By Eliza Ridgeway
joe hu/town crier Tom McBay, owner of Mr. English Coffee Roasting Company, releases freshly roasted beans from his state-of-the-art roaster. |
The bean’s the thing at Los Altos’ newest coffee shop, Mr. English Coffee Roasting Company, 325 State St. It offers fresh-roasted coffees from around the world - many organic or fair trade. Weekday mornings, the aroma of crisping beans wafts out the door from the Diedrich roaster the owner calls the world’s best commercial roaster.
High-maintenance coffee-drinkers can order the unusual latte macchiato.
Rich white foam mounded in a pitcher as owner Tom McBay warned that his technique might disappoint. “Half the time I can do it right - it takes a long time to trickle the espresso in,” he said.
The layered drink alternates between velvety steamed milk and black espresso, and comes to the table in a stout glass goblet. For success, a barista needs to get the fat content of the milk just right, and pour with a rock-steady hand.
McBay was using a Guatemalan and Brazilian espresso blend that day, and had just roasted a batch of chocolaty Tanzanian Peaberry beans. Customers wandered in for beans or refills of the drip coffee, which McBay offers all day for half-price. Only open for a month, he has already developed some regulars, and he guesses their orders out loud as they walk in the door.
Latte snobs won’t get the trendy curlicues of cappuccino art at Mr. English, at least not yet. The barista business is only a sideline to McBay’s primary love: roasting.
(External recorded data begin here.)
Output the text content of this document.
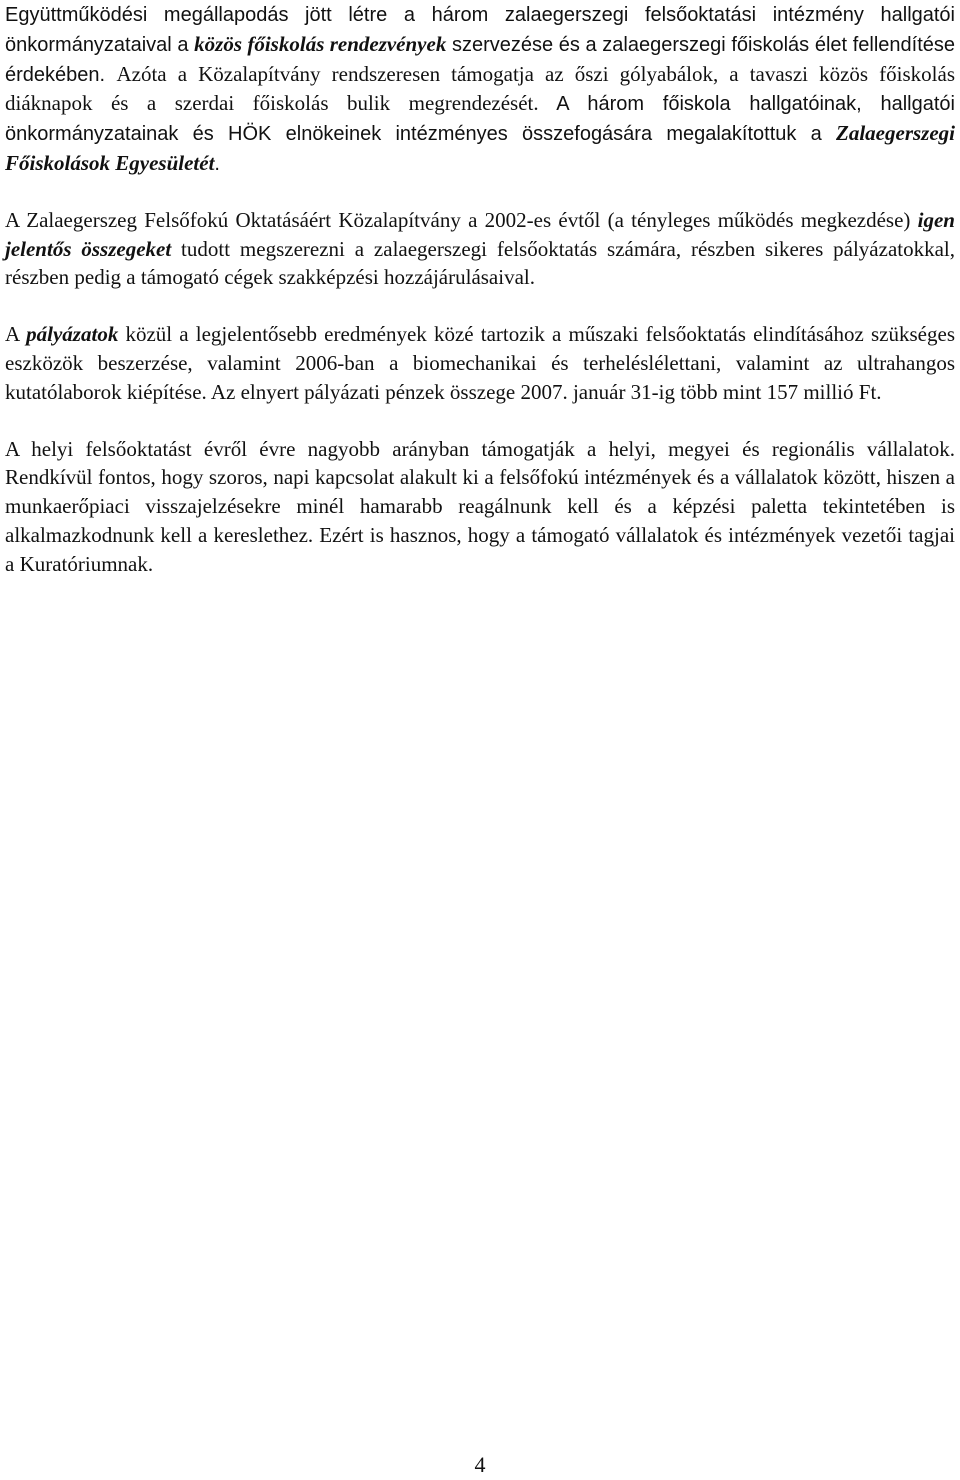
Együttműködési megállapodás jött létre a három zalaegerszegi felsőoktatási intézmény hallgatói önkormányzataival a közös főiskolás rendezvények szervezése és a zalaegerszegi főiskolás élet fellendítése érdekében. Azóta a Közalapítvány rendszeresen támogatja az őszi gólyabálok, a tavaszi közös főiskolás diáknapok és a szerdai főiskolás bulik megrendezését. A három főiskola hallgatóinak, hallgatói önkormányzatainak és HÖK elnökeinek intézményes összefogására megalakítottuk a Zalaegerszegi Főiskolások Egyesületét.

A Zalaegerszeg Felsőfokú Oktatásáért Közalapítvány a 2002-es évtől (a tényleges működés megkezdése) igen jelentős összegeket tudott megszerezni a zalaegerszegi felsőoktatás számára, részben sikeres pályázatokkal, részben pedig a támogató cégek szakképzési hozzájárulásaival.

A pályázatok közül a legjelentősebb eredmények közé tartozik a műszaki felsőoktatás elindításához szükséges eszközök beszerzése, valamint 2006-ban a biomechanikai és terheléslélettani, valamint az ultrahangos kutatólaborok kiépítése. Az elnyert pályázati pénzek összege 2007. január 31-ig több mint 157 millió Ft.

A helyi felsőoktatást évről évre nagyobb arányban támogatják a helyi, megyei és regionális vállalatok. Rendkívül fontos, hogy szoros, napi kapcsolat alakult ki a felsőfokú intézmények és a vállalatok között, hiszen a munkaerőpiaci visszajelzésekre minél hamarabb reagálnunk kell és a képzési paletta tekintetében is alkalmazkodnunk kell a kereslethez. Ezért is hasznos, hogy a támogató vállalatok és intézmények vezetői tagjai a Kuratóriumnak.

4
After growing up in Los Altos, McBay followed his wife, Itsuko Kumazaki, to Japan, where he taught English and, frustrated with the beans available in his region, imported a personal stash of fresh coffee. Impressed students who sipped his roasts inspired McBay to start a coffee business, with the jocular moniker “Mr. English.” That business continues in the hands of McBay’s partner.
McBay started working in the industry as a teenager in Los Altos 25 years ago, working at Tea & Spice. “It made such an impression on me, I’ve been a lover of coffee ever since,” McBay said. He recalled discovering, at 15, that drinking a couple of cups of coffee made him feel really, really happy, even mopping the floors at closing.
Despite the business’ emphasis on whole beans, the McBays have taken pride in the service and quality of their espresso. Iced coffee is served with frozen coffee cubes instead of ice (decaf or caffeinated), and McBay prices his drinks according to how long it takes to make them, in the name of eliminating lines in his shop.
When pressed for a fulsome description of a type of coffee, McBay refrains from adopting the complex nomenclature of a gourmand. “I’m not good at describing a taste, like a sommelier,” he said. “In my opinion it’s all a bunch of hogwash,” he said. At the same time, he passionately describes the qualities of the coffee he loves, like the sour earthy Columbian roasts, and the acidic smooth taste of Hawaiian Kona.
McBay likened his coffee business to the creation of the perfect steak: “You use the filet mignon of the coffee world, and you cook it the best way you know. Keep it simple like that.”
He hopes that Mr. English will provide a comfortable home to longtime residents, who can appreciate the quick service, ample seating and lack of fussiness of his roastery.
He’s willing to fine-tune roasts to customer’s special requests, but he draws the line at the Robusta beans (”It’s a nasty, inferior coffee.”) often mixed into chain coffee houses’ blends.
The beans at Mr. English come from the San Francisco wholesale company Knutsen Coffees Ltd. and through McBay’s personal connections. He has a shipment coming in from a farmers’ collective in El Salvador.
McBay stocks organic baked goods from Esther’s German Bakery of Mountain View and unusual chocolate bars. He just started carrying Mark Jensen’s home-raised honey from Los Altos Hills.
Kanako Mesgarzadeh, who runs Los Altos’ mobile pet spa, hangs portraits of her clients on one wall. Viewpoints Gallery art decorates other walls. Mr. English also stocks Los Altos inventor Alan Adler’s coffee-making Aeropress, and McBay plans to expand a retail area of the store.